Part of our goal in making the agentic AI architectures publicly available is to drive those conversations. Thank you for that question.

Moderator (participant)

Please raise your hand if you have a question. We can put you live like we did with Chad, or please enter into the chat window. I think we have a question on the dose levels.

Panna Sharma (President and CEO)

That was just for responding to Clay.

Moderator (participant)

Yeah. Do you want to go back?

Panna Sharma (President and CEO)

Yeah. Clay, I think you'd ask a question about the dose levels for 184 and the current dose level 12 is 0.61 mg per kg. That's where we are now. Hopefully that answers your question. You can raise your hand, right? And we're at what percentage dose level, we're increasing from dose level? Is it 25%? I think that's what it is.

Yeah, I think we're at a 25% level. I think it was 150 and 33 or 25. I think we're at 25% increase. Okay. I would love to answer any other questions as they come in. Again, we think we're well positioned for the year. We've got multiple readouts. We believe we're getting very close to some of the final cohorts for both 184, and approaching 284 later this year.

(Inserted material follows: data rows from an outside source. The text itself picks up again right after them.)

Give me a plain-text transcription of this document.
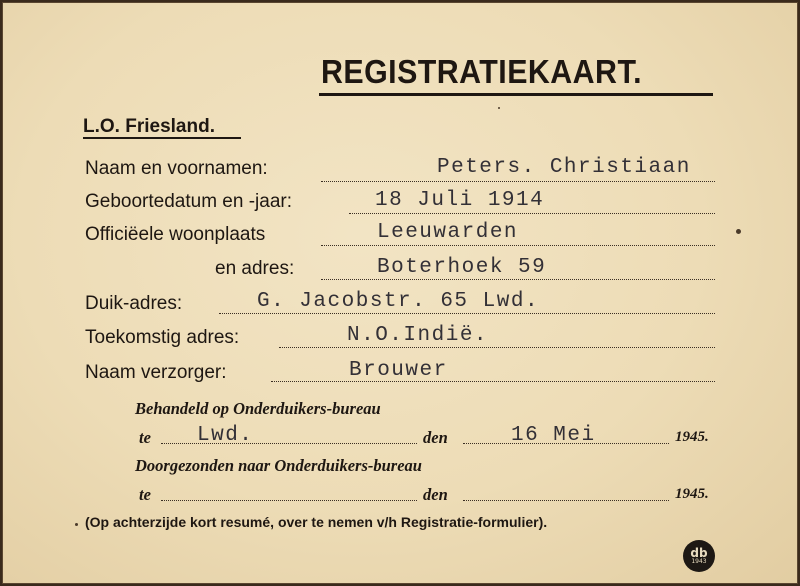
REGISTRATIEKAART.
L.O. Friesland.
Naam en voornamen:	Peters. Christiaan
Geboortedatum en -jaar:	18 Juli 1914
Officiëele woonplaats	Leeuwarden
en adres:	Boterhoek 59
Duik-adres:	G. Jacobstr. 65 Lwd.
Toekomstig adres:	N.O.Indië.
Naam verzorger:	Brouwer
Behandeld op Onderduikers-bureau
te Lwd.	den	16 Mei	1945.
Doorgezonden naar Onderduikers-bureau
te	den	1945.
(Op achterzijde kort resumé, over te nemen v/h Registratie-formulier).
db
1943
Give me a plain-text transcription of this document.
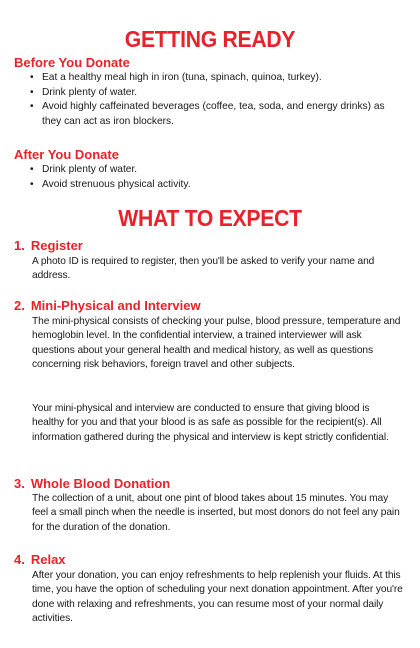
GETTING READY
Before You Donate
• Eat a healthy meal high in iron (tuna, spinach, quinoa, turkey).
• Drink plenty of water.
• Avoid highly caffeinated beverages (coffee, tea, soda, and energy drinks) as they can act as iron blockers.
After You Donate
• Drink plenty of water.
• Avoid strenuous physical activity.
WHAT TO EXPECT
1. Register

A photo ID is required to register, then you'll be asked to verify your name and address.

2. Mini-Physical and Interview

The mini-physical consists of checking your pulse, blood pressure, temperature and hemoglobin level. In the confidential interview, a trained interviewer will ask questions about your general health and medical history, as well as questions concerning risk behaviors, foreign travel and other subjects.

Your mini-physical and interview are conducted to ensure that giving blood is healthy for you and that your blood is as safe as possible for the recipient(s). All information gathered during the physical and interview is kept strictly confidential.

3. Whole Blood Donation

The collection of a unit, about one pint of blood takes about 15 minutes. You may feel a small pinch when the needle is inserted, but most donors do not feel any pain for the duration of the donation.

4. Relax

After your donation, you can enjoy refreshments to help replenish your fluids. At this time, you have the option of scheduling your next donation appointment. After you're done with relaxing and refreshments, you can resume most of your normal daily activities.
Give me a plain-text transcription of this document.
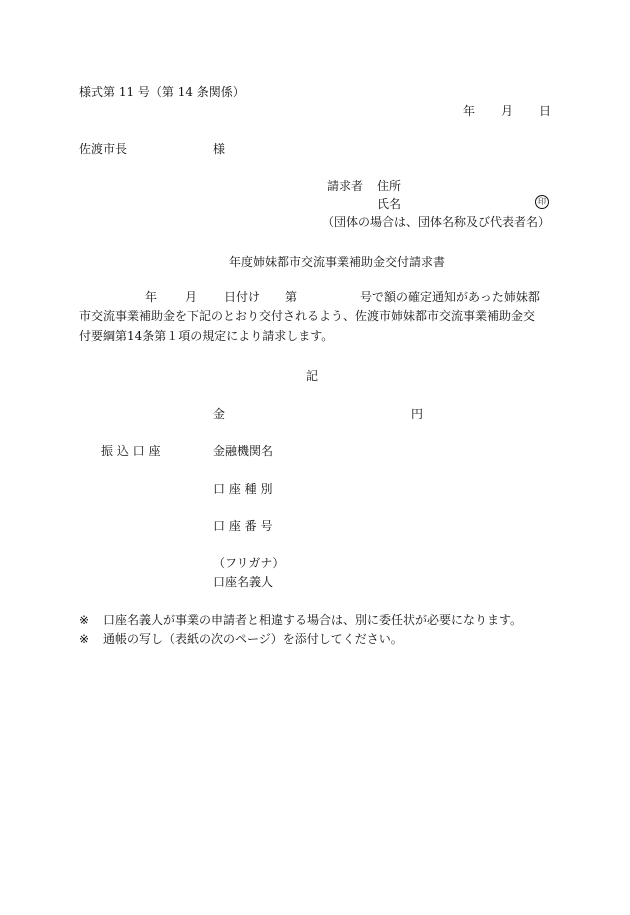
様式第 11 号（第 14 条関係）
年 月 日
佐渡市長	様
請求者 住所
氏名	印
（団体の場合は、団体名称及び代表者名）
年度姉妹都市交流事業補助金交付請求書
年 月 日付け 第	号で額の確定通知があった姉妹都
市交流事業補助金を下記のとおり交付されるよう、佐渡市姉妹都市交流事業補助金交
付要綱第14条第１項の規定により請求します。
記
金	円
振 込 口 座	金融機関名
口 座 種 別
口 座 番 号
（フリガナ）
口座名義人
※ 口座名義人が事業の申請者と相違する場合は、別に委任状が必要になります。
※ 通帳の写し（表紙の次のページ）を添付してください。
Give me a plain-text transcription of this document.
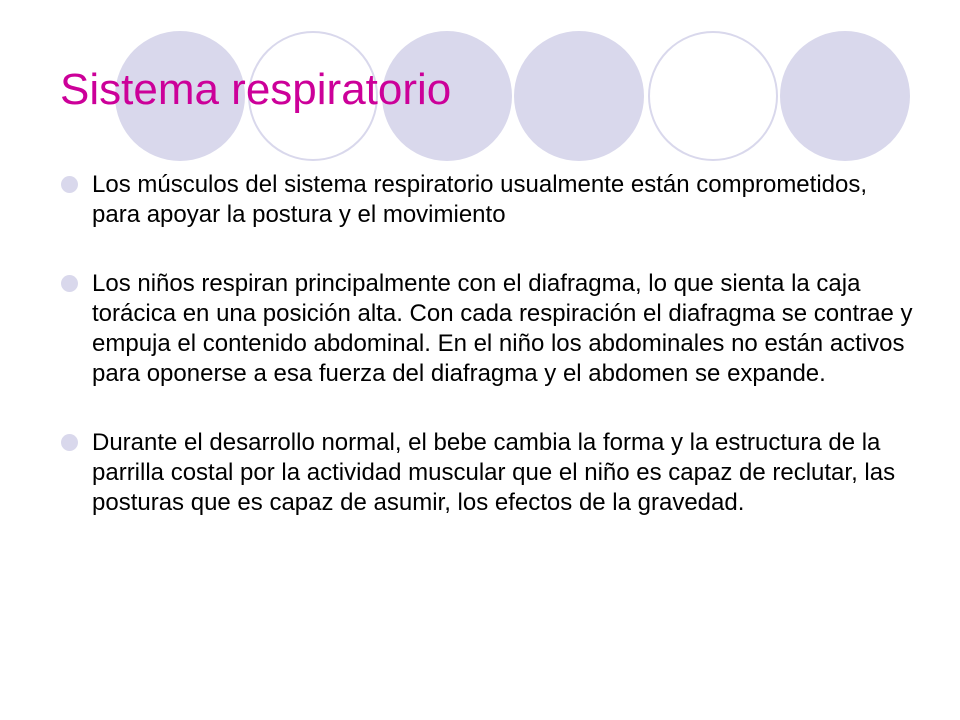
Sistema respiratorio
Los músculos del sistema respiratorio usualmente están comprometidos, para apoyar la postura y el movimiento
Los niños respiran principalmente con el diafragma, lo que sienta la caja torácica en una posición alta. Con cada respiración el diafragma se contrae y empuja el contenido abdominal. En el niño los abdominales no están activos para oponerse a esa fuerza del diafragma y el abdomen se expande.
Durante el desarrollo normal, el bebe cambia la forma y la estructura de la parrilla costal por la actividad muscular que el niño es capaz de reclutar, las posturas que es capaz de asumir, los efectos de la gravedad.
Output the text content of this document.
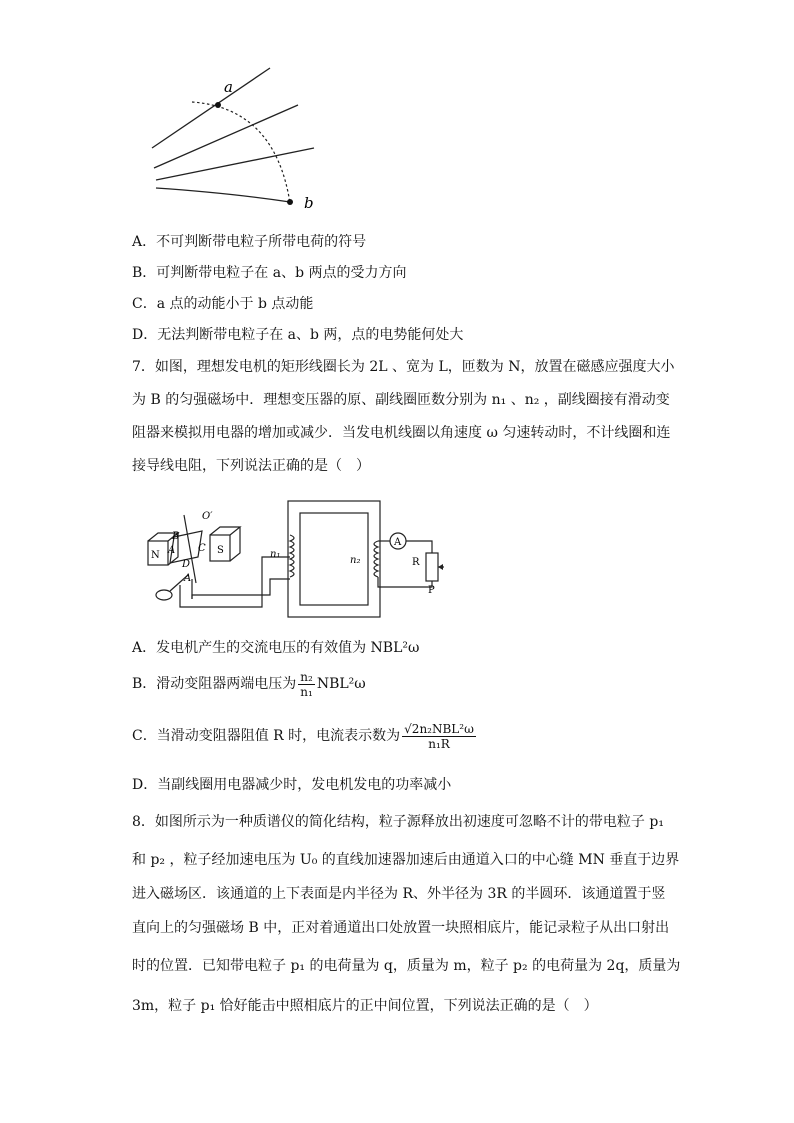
a
b
A．不可判断带电粒子所带电荷的符号
B．可判断带电粒子在 a、b 两点的受力方向
C．a 点的动能小于 b 点动能
D．无法判断带电粒子在 a、b 两，点的电势能何处大
7．如图，理想发电机的矩形线圈长为 2L 、宽为 L，匝数为 N，放置在磁感应强度大小
为 B 的匀强磁场中．理想变压器的原、副线圈匝数分别为 n₁ 、n₂ ，副线圈接有滑动变
阻器来模拟用电器的增加或减少．当发电机线圈以角速度 ω 匀速转动时，不计线圈和连
接导线电阻，下列说法正确的是（　）
N	S
O′
B
A C
D
A
n₁
n₂
A
R
P
A．发电机产生的交流电压的有效值为 NBL²ω
B．滑动变阻器两端电压为 $\frac{\text{n₂}}{\text{n₁}} NBL^2\omega$
C．当滑动变阻器阻值 R 时，电流表示数为 $\frac{\text{√2n₂NBL²ω}}{\text{n₁R}}$
D．当副线圈用电器减少时，发电机发电的功率减小
8．如图所示为一种质谱仪的简化结构，粒子源释放出初速度可忽略不计的带电粒子 p₁
和 p₂ ，粒子经加速电压为 U₀ 的直线加速器加速后由通道入口的中心缝 MN 垂直于边界
进入磁场区．该通道的上下表面是内半径为 R、外半径为 3R 的半圆环．该通道置于竖
直向上的匀强磁场 B 中，正对着通道出口处放置一块照相底片，能记录粒子从出口射出
时的位置．已知带电粒子 p₁ 的电荷量为 q，质量为 m，粒子 p₂ 的电荷量为 2q，质量为
3m，粒子 p₁ 恰好能击中照相底片的正中间位置，下列说法正确的是（　）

We'll have data at least once, maybe twice for 300. We think, you know, once as we get the next big chunk of data from the current subjects that have been enrolled. We'll also have, in that update, updates from the initial lead-in cohort. We'll have some exciting data to report on those initial patients where we saw the 86% clinical benefit rate as well.

That'll be coming, more near-term and then the larger report on 300 probably later in the year as we get 30 events. Thank you, everyone. I look forward to talking with many of you in upcoming meetings or one-on-ones. Thank you for your time today. Thank you to the Lantern team as well.